For me…I was barely allowed to have friends over as a kid, let alone parties, so as you can imagine, I definitely freak out a little bit inside, every night, when I see all your faces.
At the end of the day, music resonates the deepest with me when I am making it because I need an outlet, a safe space to get my thoughts out… It’s easy, when it turns into a full blown career, to feel rushed, and forced. You start trying too hard to write the perfect single, hook, and melody. It’s easy to loose sight of what the music wants. I believe for all of us that choose a path in the arts, the medium (whatever it may be) knows what it wants from you.
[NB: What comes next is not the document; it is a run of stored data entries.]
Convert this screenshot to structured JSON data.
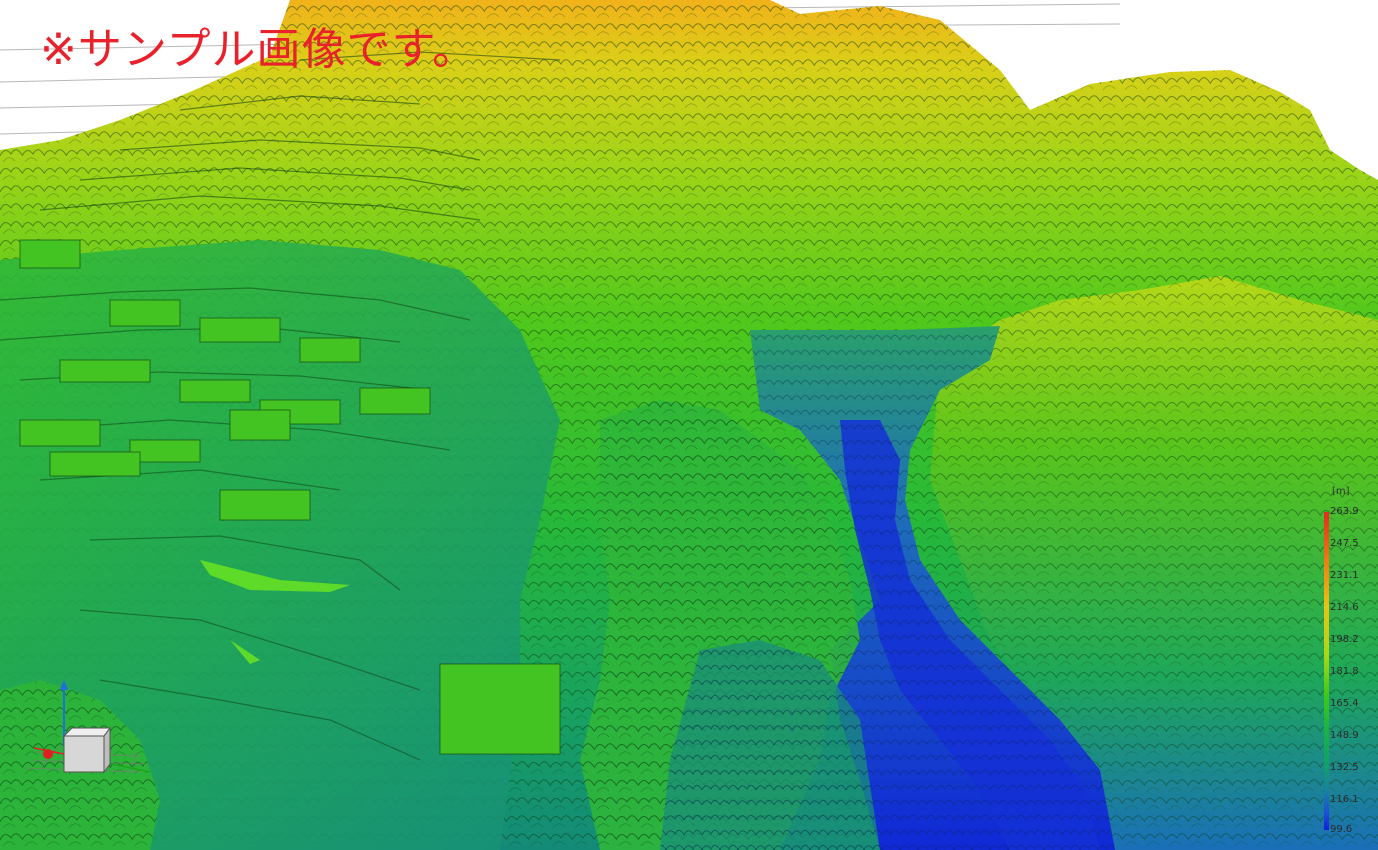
{
  "watermark": {
    "text": "※サンプル画像です。",
    "color": "#e8212b"
  },
  "color_scale": {
    "unit": "[m]",
    "max": "263.9",
    "min": "99.6",
    "ticks": [
      "263.9",
      "247.5",
      "231.1",
      "214.6",
      "198.2",
      "181.8",
      "165.4",
      "148.9",
      "132.5",
      "116.1",
      "99.6"
    ],
    "gradient_colors": [
      "#e32a1e",
      "#f07a14",
      "#e8c416",
      "#a8d818",
      "#3bc81c",
      "#19b04a",
      "#129f6e",
      "#1a7fa0",
      "#1c4ed6",
      "#1220d8"
    ]
  },
  "axis_gizmo": {
    "icon": "xyz-axis-gizmo-icon",
    "axis_colors": {
      "x": "#e02020",
      "y": "#1aa81a",
      "z": "#1f6fe0"
    }
  },
  "scene": {
    "description_icon": "point-cloud-elevation-map",
    "colors": {
      "sky": "#ffffff",
      "high": "#f0b418",
      "mid_high": "#c8dc16",
      "mid": "#3ec81e",
      "low_mid": "#18a86a",
      "low": "#1a5fd0",
      "river": "#1230d8"
    }
  }
}
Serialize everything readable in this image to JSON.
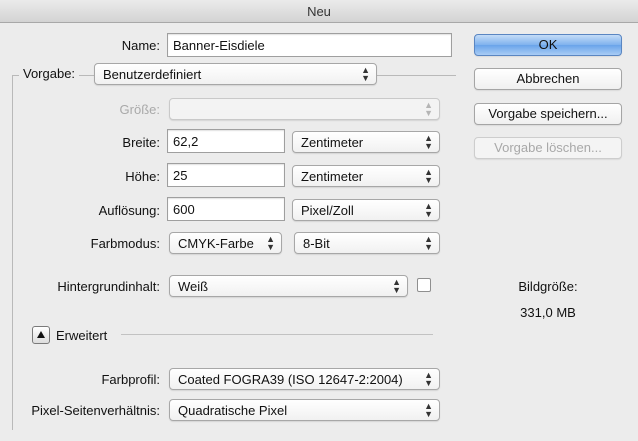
{
  "window": {
    "title": "Neu"
  },
  "form": {
    "name_label": "Name:",
    "name_value": "Banner-Eisdiele",
    "vorgabe_label": "Vorgabe:",
    "vorgabe_value": "Benutzerdefiniert",
    "groesse_label": "Größe:",
    "groesse_value": "",
    "breite_label": "Breite:",
    "breite_value": "62,2",
    "breite_unit": "Zentimeter",
    "hoehe_label": "Höhe:",
    "hoehe_value": "25",
    "hoehe_unit": "Zentimeter",
    "aufloesung_label": "Auflösung:",
    "aufloesung_value": "600",
    "aufloesung_unit": "Pixel/Zoll",
    "farbmodus_label": "Farbmodus:",
    "farbmodus_value": "CMYK-Farbe",
    "farbtiefe_value": "8-Bit",
    "hintergrund_label": "Hintergrundinhalt:",
    "hintergrund_value": "Weiß",
    "erweitert_label": "Erweitert",
    "farbprofil_label": "Farbprofil:",
    "farbprofil_value": "Coated FOGRA39 (ISO 12647-2:2004)",
    "pixel_label": "Pixel-Seitenverhältnis:",
    "pixel_value": "Quadratische Pixel"
  },
  "buttons": {
    "ok": "OK",
    "abbrechen": "Abbrechen",
    "vorgabe_speichern": "Vorgabe speichern...",
    "vorgabe_loeschen": "Vorgabe löschen..."
  },
  "info": {
    "bildgroesse_label": "Bildgröße:",
    "bildgroesse_value": "331,0 MB"
  },
  "colors": {
    "default_button": "#6aa4ea",
    "window_bg": "#ececec"
  }
}
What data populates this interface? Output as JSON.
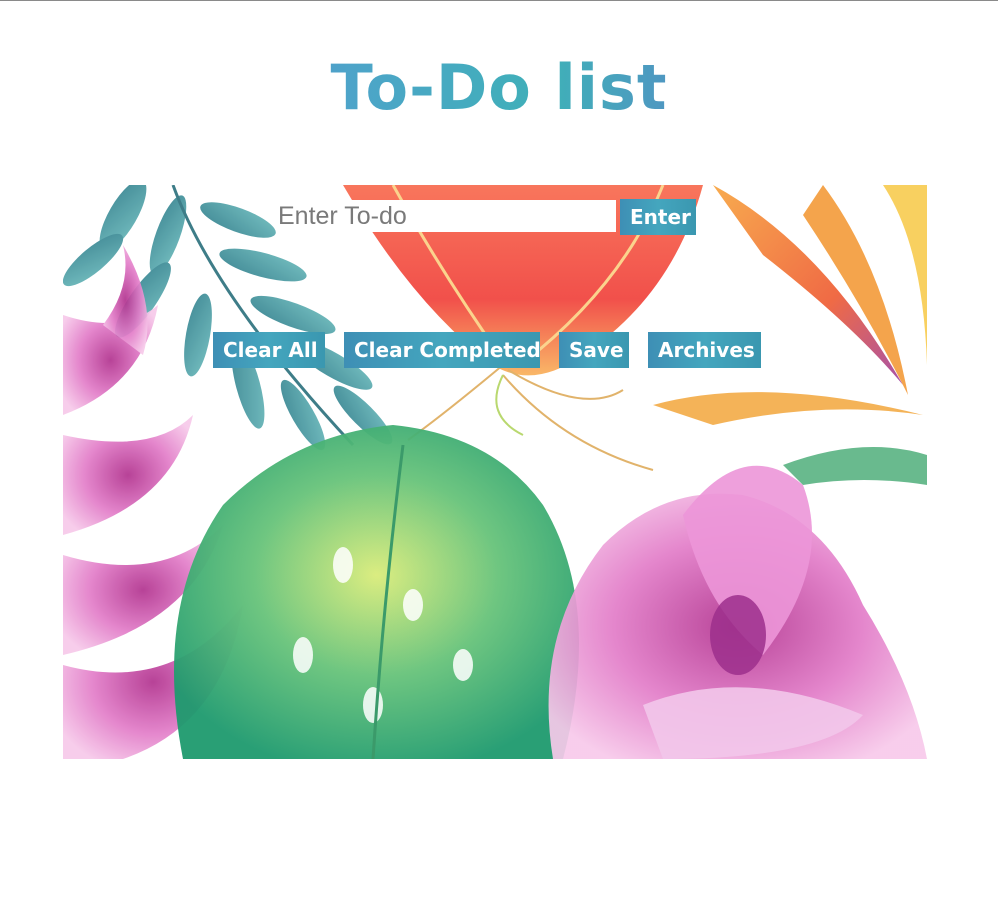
{
  "app": {
    "title": "To-Do list"
  },
  "input": {
    "placeholder": "Enter To-do",
    "value": ""
  },
  "buttons": {
    "enter": "Enter",
    "clear_all": "Clear All",
    "clear_completed": "Clear Completed",
    "save": "Save",
    "archives": "Archives"
  },
  "colors": {
    "title_gradient": [
      "#5b6fc6",
      "#4da4c9",
      "#3fb0b8"
    ],
    "button_bg": "#44a6be",
    "button_text": "#ffffff"
  },
  "background": {
    "image": "tropical watercolor flowers and leaves"
  }
}
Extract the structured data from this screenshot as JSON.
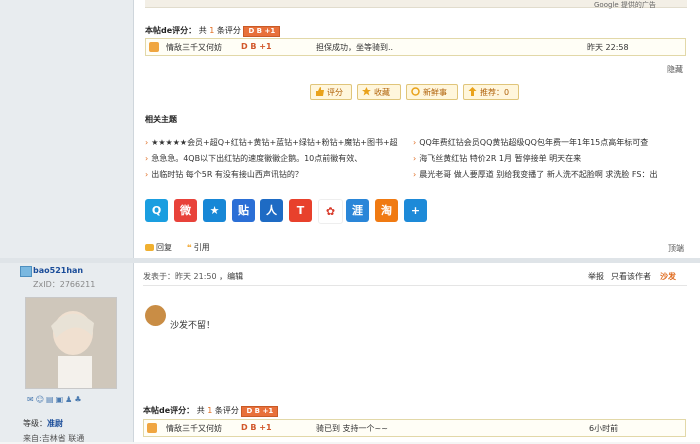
{
  "header_strip": {
    "google_text": "Google 提供的广告"
  },
  "post1": {
    "rating_head": {
      "label": "本帖de评分：",
      "count_prefix": "共",
      "count": "1",
      "count_suffix": "条评分",
      "db_badge": "D B +1"
    },
    "rating_row": {
      "user": "情敌三千又何妨",
      "db": "D B +1",
      "reason": "担保成功，坐等骑到..",
      "time": "昨天 22:58"
    },
    "hide_link": "隐藏",
    "buttons": [
      {
        "label": "评分",
        "icon": "thumbs-up-icon"
      },
      {
        "label": "收藏",
        "icon": "star-icon"
      },
      {
        "label": "新鲜事",
        "icon": "refresh-icon"
      },
      {
        "label": "推荐：0",
        "icon": "recommend-icon"
      }
    ],
    "related_title": "相关主题",
    "related_left": [
      "★★★★★会员+超Q+红钻+黄钻+蓝钻+绿钻+粉钻+魔钻+图书+超",
      "急急急。4QB以下出红钻的速度徽徽企鹅。10点前徽有效、",
      "出临时钻 每个5R 有没有接山西声讯钻的？"
    ],
    "related_right": [
      "QQ年费红钻会员QQ黄钻超级QQ包年费一年1年15点高年标可查",
      "海飞丝黄红钻 特价2R 1月  暂停接单 明天在来",
      "晨光老哥 做人要厚道 别给我变播了 新人洗不起脸啊 求洗脸 FS：出"
    ],
    "share_icons": [
      {
        "name": "qzone-share-icon",
        "glyph": "Q",
        "color": "#1a9ee0"
      },
      {
        "name": "weibo-share-icon",
        "glyph": "微",
        "color": "#e8423a"
      },
      {
        "name": "favorite-share-icon",
        "glyph": "★",
        "color": "#1787d6"
      },
      {
        "name": "tieba-share-icon",
        "glyph": "贴",
        "color": "#2b6fd6"
      },
      {
        "name": "renren-share-icon",
        "glyph": "人",
        "color": "#1e6bc4"
      },
      {
        "name": "tianya-share-icon",
        "glyph": "T",
        "color": "#e8412c"
      },
      {
        "name": "kaixin-share-icon",
        "glyph": "✿",
        "color": "#d83a2a"
      },
      {
        "name": "douban-share-icon",
        "glyph": "涯",
        "color": "#2a86d8"
      },
      {
        "name": "taobao-share-icon",
        "glyph": "淘",
        "color": "#f07a12"
      },
      {
        "name": "more-share-icon",
        "glyph": "+",
        "color": "#1d8ad8"
      }
    ],
    "reply_label": "回复",
    "quote_label": "引用",
    "top_link": "顶端"
  },
  "post2": {
    "username": "bao521han",
    "zxid": "ZxID：2766211",
    "meta": "发表于：昨天 21:50",
    "edit": "，编辑",
    "report": "举报",
    "only_author": "只看该作者",
    "floor": "沙发",
    "content": "沙发不留！",
    "level_label": "等级：",
    "level_value": "准尉",
    "location": "来自:吉林省 联通",
    "rating_head": {
      "label": "本帖de评分：",
      "count_prefix": "共",
      "count": "1",
      "count_suffix": "条评分",
      "db_badge": "D B +1"
    },
    "rating_row": {
      "user": "情敌三千又何妨",
      "db": "D B +1",
      "reason": "骑已到  支持一个~~",
      "time": "6小时前"
    }
  },
  "colors": {
    "accent": "#e06b1e",
    "link": "#1a4c99",
    "badge": "#e8703a"
  }
}
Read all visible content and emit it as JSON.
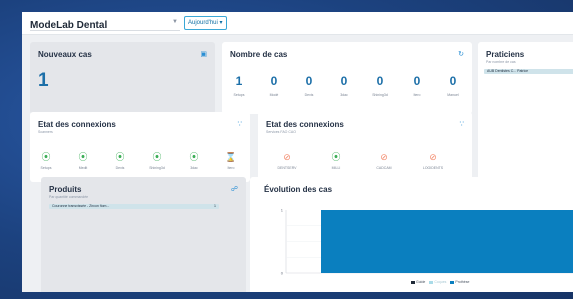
{
  "header": {
    "lab_name": "ModeLab Dental",
    "period": "Aujourd'hui ▾"
  },
  "new_cases": {
    "title": "Nouveaux cas",
    "value": "1"
  },
  "case_count": {
    "title": "Nombre de cas",
    "items": [
      {
        "value": "1",
        "label": "Setups"
      },
      {
        "value": "0",
        "label": "Modè"
      },
      {
        "value": "0",
        "label": "Devis"
      },
      {
        "value": "0",
        "label": "3dac"
      },
      {
        "value": "0",
        "label": "Shining3d"
      },
      {
        "value": "0",
        "label": "Itero"
      },
      {
        "value": "0",
        "label": "Manuel"
      }
    ]
  },
  "practitioners": {
    "title": "Praticiens",
    "subtitle": "Par nombre de cas",
    "row_label": "AUB Dentistes C... Patrice"
  },
  "connections_scanners": {
    "title": "Etat des connexions",
    "subtitle": "Scanners",
    "items": [
      {
        "label": "Setups",
        "status": "ok"
      },
      {
        "label": "Medit",
        "status": "ok"
      },
      {
        "label": "Dexis",
        "status": "ok"
      },
      {
        "label": "Shining3d",
        "status": "ok"
      },
      {
        "label": "3dac",
        "status": "ok"
      },
      {
        "label": "Itero",
        "status": "warn"
      }
    ]
  },
  "connections_services": {
    "title": "Etat des connexions",
    "subtitle": "Services FAO CAO",
    "items": [
      {
        "label": "DENTSERV",
        "status": "err"
      },
      {
        "label": "MILLI",
        "status": "ok"
      },
      {
        "label": "CADCAM",
        "status": "err"
      },
      {
        "label": "LOGIDENTS",
        "status": "err"
      }
    ]
  },
  "products": {
    "title": "Produits",
    "subtitle": "Par quantité commandée",
    "row_label": "Couronne transvissée - Zircon fiom...",
    "row_value": "1"
  },
  "chart_data": {
    "type": "bar",
    "title": "Évolution des cas",
    "categories": [
      ""
    ],
    "series": [
      {
        "name": "Guide",
        "values": [
          0
        ],
        "color": "#1f2937"
      },
      {
        "name": "Coques",
        "values": [
          0
        ],
        "color": "#a9dbe8"
      },
      {
        "name": "Prothèse",
        "values": [
          1
        ],
        "color": "#0a7fbf"
      }
    ],
    "ylim": [
      0,
      1
    ],
    "yticks": [
      "1",
      "",
      "",
      "",
      "0"
    ]
  },
  "icons": {
    "new_cases": "expand-icon",
    "case_count": "refresh-icon",
    "connections": "rss-icon",
    "products": "cart-icon"
  }
}
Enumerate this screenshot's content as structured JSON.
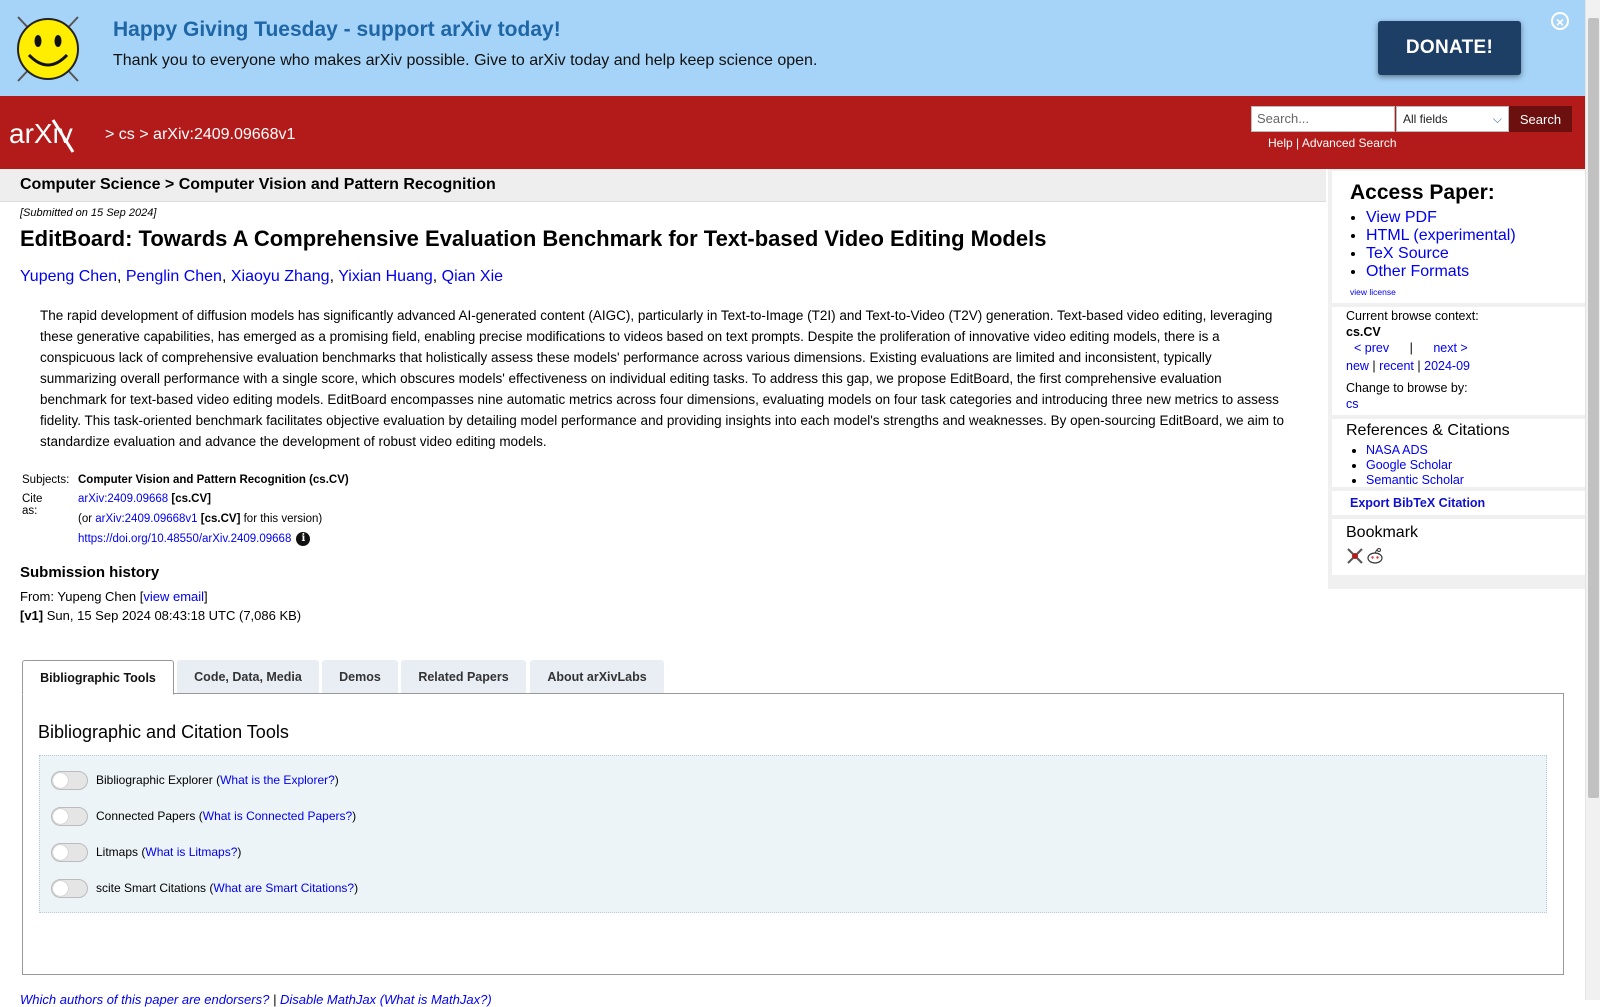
{
  "banner": {
    "title": "Happy Giving Tuesday - support arXiv today!",
    "text": "Thank you to everyone who makes arXiv possible. Give to arXiv today and help keep science open.",
    "donate_label": "DONATE!"
  },
  "header": {
    "logo_text": "arXiv",
    "crumb_sep1": ">",
    "crumb_cs": "cs",
    "crumb_sep2": ">",
    "crumb_id": "arXiv:2409.09668v1",
    "search_placeholder": "Search...",
    "search_field": "All fields",
    "search_button": "Search",
    "help_label": "Help",
    "links_sep": "|",
    "advanced_label": "Advanced Search"
  },
  "subject_bar": "Computer Science > Computer Vision and Pattern Recognition",
  "paper": {
    "submitted": "[Submitted on 15 Sep 2024]",
    "title": "EditBoard: Towards A Comprehensive Evaluation Benchmark for Text-based Video Editing Models",
    "authors": [
      "Yupeng Chen",
      "Penglin Chen",
      "Xiaoyu Zhang",
      "Yixian Huang",
      "Qian Xie"
    ],
    "abstract": "The rapid development of diffusion models has significantly advanced AI-generated content (AIGC), particularly in Text-to-Image (T2I) and Text-to-Video (T2V) generation. Text-based video editing, leveraging these generative capabilities, has emerged as a promising field, enabling precise modifications to videos based on text prompts. Despite the proliferation of innovative video editing models, there is a conspicuous lack of comprehensive evaluation benchmarks that holistically assess these models' performance across various dimensions. Existing evaluations are limited and inconsistent, typically summarizing overall performance with a single score, which obscures models' effectiveness on individual editing tasks. To address this gap, we propose EditBoard, the first comprehensive evaluation benchmark for text-based video editing models. EditBoard encompasses nine automatic metrics across four dimensions, evaluating models on four task categories and introducing three new metrics to assess fidelity. This task-oriented benchmark facilitates objective evaluation by detailing model performance and providing insights into each model's strengths and weaknesses. By open-sourcing EditBoard, we aim to standardize evaluation and advance the development of robust video editing models.",
    "subjects_label": "Subjects:",
    "subjects_value": "Computer Vision and Pattern Recognition (cs.CV)",
    "cite_label": "Cite as:",
    "cite_id": "arXiv:2409.09668",
    "cite_cat": "[cs.CV]",
    "cite_or": "(or",
    "cite_v1": "arXiv:2409.09668v1",
    "cite_v1_cat": "[cs.CV]",
    "cite_for": "for this version)",
    "doi": "https://doi.org/10.48550/arXiv.2409.09668",
    "history_heading": "Submission history",
    "from_prefix": "From: Yupeng Chen [",
    "view_email": "view email",
    "from_suffix": "]",
    "v1_label": "[v1]",
    "v1_text": "Sun, 15 Sep 2024 08:43:18 UTC (7,086 KB)"
  },
  "sidebar": {
    "access_title": "Access Paper:",
    "access_links": [
      "View PDF",
      "HTML (experimental)",
      "TeX Source",
      "Other Formats"
    ],
    "view_license": "view license",
    "context_label": "Current browse context:",
    "context_value": "cs.CV",
    "prev": "< prev",
    "pipe": "|",
    "next": "next >",
    "new": "new",
    "recent": "recent",
    "month": "2024-09",
    "change_label": "Change to browse by:",
    "change_value": "cs",
    "refs_title": "References & Citations",
    "refs_links": [
      "NASA ADS",
      "Google Scholar",
      "Semantic Scholar"
    ],
    "export_bibtex": "Export BibTeX Citation",
    "bookmark_title": "Bookmark"
  },
  "tabs": [
    "Bibliographic Tools",
    "Code, Data, Media",
    "Demos",
    "Related Papers",
    "About arXivLabs"
  ],
  "tools": {
    "title": "Bibliographic and Citation Tools",
    "rows": [
      {
        "label": "Bibliographic Explorer",
        "link": "What is the Explorer?"
      },
      {
        "label": "Connected Papers",
        "link": "What is Connected Papers?"
      },
      {
        "label": "Litmaps",
        "link": "What is Litmaps?"
      },
      {
        "label": "scite Smart Citations",
        "link": "What are Smart Citations?"
      }
    ]
  },
  "footer": {
    "endorsers": "Which authors of this paper are endorsers?",
    "sep": "|",
    "mathjax": "Disable MathJax",
    "what_mathjax": "(What is MathJax?)"
  },
  "colors": {
    "banner_bg": "#a6d3f8",
    "header_red": "#b31b1b",
    "donate_bg": "#1d3f66",
    "link_blue": "#0000ee"
  }
}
Cedar + Gold knew exactly what it wanted to be, it just needed me to tune in and do the work, and I’m just happy that I could focus enough to make it happen.
As for the road…The road is always a test for me. Its easy to get distracted, there is so much time for the mind to wander. I get glued to my phone and high on social media: Twitter, Instagram, Vine, Facebook, etc…I start reading into comments, and allowing self doubt to creep in. Plus, I’m extra hard on myself if my voice wasn’t particularly strong during a part in the show. If I am tired, and the someone says, “Yeah, you seemed a little off”. It’s easy to turn a comment into a chapter, and make it mean all sorts of wacky shit.
This tour, I left home with a lot of personal stuff up in the air. And, at times I let it get the best of me. I made up a lot of stories. Couple that with a lot of long travel days sitting in a van for 4-6hrs at a time. There is a lot of time to think, and it can get a lonely. Oh ya, don’t forget to add in mercury retrograde…and shark week.
This is where having my amazing gal pal, Anya Marina on tour with us was a heaven sent. I’ve known Anya since I started playing music, one of my first shows in San Diego was with her nearly 10 years ago. Anya and I shared a hotel room almost every night, and I cant even tell you how stupid this sounds, but to put on a face mask, make some tea, and watch the bachelor, while gabbing with one of your best girlfriends was THE BEST THING EVER.
I was also really impressed that every morning Anya would wake up early and meditate or hit the gym no matter how late we went to bed the night before. Its no wonder she is so calm, cool and collect. Usually, I am trying to get as much sleep as I can, but Anya was a great reminder that it is so important to take care of yourself, and stay connected to the source.
This seems so obvious to me, but somehow I let it slip past me. About half way through tour I had a very emotional meltdown. Some tissues, time and a pep talk later, I got my shit together. I also managed to get myself to a yoga class in NYC with Elena Brower at Viroyoga, which was HUGE -man did she blow my heart right open! It was like all the sudden I remembered everything that I had somehow forgot. That night we played one of the best shows of the whole tour, to a sold out crowd, at the Bowery Ballroom in NYC.
I probably would have gone even more crazy had I not been able to sing my heart out every night. Either way, this tour was a great lesson: There is always work to be done. And always contents in our overhead bin that could use some shifting.
I also picked up a book on my iPod, by Gabrielle Bernstein called “May Cause Miracles” - Its already proving to be a good tool to help me stay on track, positive, and focused while I’m out on the road.
I realized, I’ve been learning how to master the happy life, at home, in my little bubble. I have to remember that I have not been on tour in nearly 4 years. It’s gonna take some adjusting, and some more letting go. And surely some bumps along the way are to be expected. As I find my footing on the road, it leaves me even more grateful for your patience, your kind words of encouragement, and your support. One of my favorite things that fans say to me, is that my shows make them feel like we are all on the same page, like we could be best friends. I love when I see you guys in it together, helping and looking out for each other. It makes me so happy.
So thank you for being awesome, and inspiring me to keep being awesome.
You have my heart.
All my love,
TP
Ps. I gotta give a shout out to my amazing band and tour manager: Steve Miller, Josh Dunahoo, and Chris Nunnari…and all their lovely family and friends that we met up with along the way.